Institute for Microstructural Sciences, National Research Council of Canada, 1200 Montreal Rd, Ottawa, Ontario K1A0R6, Canada.
Biotechnol Bioeng. 2011 Aug;108(8):1936-41. doi: 10.1002/bit.23127. Epub 2011 Mar 29.
Patch-clamp is an important method to monitor the electrophysiological activity of cells and the role of pharmacological compounds on specific ion channel proteins. In recent years, planar patch-clamp chips have been developed as a higher throughput approach to the established glass-pipette method. However, proper conditions to optimize the high resistance cell-to-probe seals required to measure the small currents resulting from ion channel activity are still the subject of conjecture. Here, we report on the design of multiple-aperture (sieve) chips to rapidly facilitate assessment of cell-to-aperture interactions in statistically significant numbers. We propose a method to pre-screen the quality of seals based on a dye loading protocol through apertures in the chip and subsequent evaluation with fluorescence confocal microscopy. We also show the first scanning electron micrograph of a focused ion beam section of a cell in a patch-clamp chip aperture.
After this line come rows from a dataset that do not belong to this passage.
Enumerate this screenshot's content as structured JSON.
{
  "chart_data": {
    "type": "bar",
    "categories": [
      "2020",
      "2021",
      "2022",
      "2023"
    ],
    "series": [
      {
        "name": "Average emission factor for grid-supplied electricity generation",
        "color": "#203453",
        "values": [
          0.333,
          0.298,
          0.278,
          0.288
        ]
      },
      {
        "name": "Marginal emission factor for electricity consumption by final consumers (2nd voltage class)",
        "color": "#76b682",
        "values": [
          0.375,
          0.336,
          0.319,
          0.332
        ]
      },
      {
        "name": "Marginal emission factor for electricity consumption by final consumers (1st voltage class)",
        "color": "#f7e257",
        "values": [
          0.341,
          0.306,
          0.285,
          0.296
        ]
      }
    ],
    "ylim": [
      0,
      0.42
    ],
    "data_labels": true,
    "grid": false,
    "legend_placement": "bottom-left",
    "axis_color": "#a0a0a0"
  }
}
膜片钳技术是监测细胞电生理活动以及药物化合物对特定离子通道蛋白作用的重要方法。近年来,平面膜片钳芯片作为一种高通量方法,对传统的玻璃微电极方法进行了改进。然而,仍需要优化高阻细胞-探头封接的条件,以测量由离子通道活动产生的小电流,这仍然是一个推测性的问题。在这里,我们报告了多微孔(筛孔)芯片的设计,以便快速评估以统计学意义数量的细胞与微孔的相互作用。我们提出了一种基于芯片微孔内染料加载方案的预筛选封接质量的方法,并通过荧光共聚焦显微镜进行后续评估。我们还展示了聚焦离子束剖切面的首个扫描电子显微镜图,该图显示了在膜片钳芯片微孔中的一个细胞。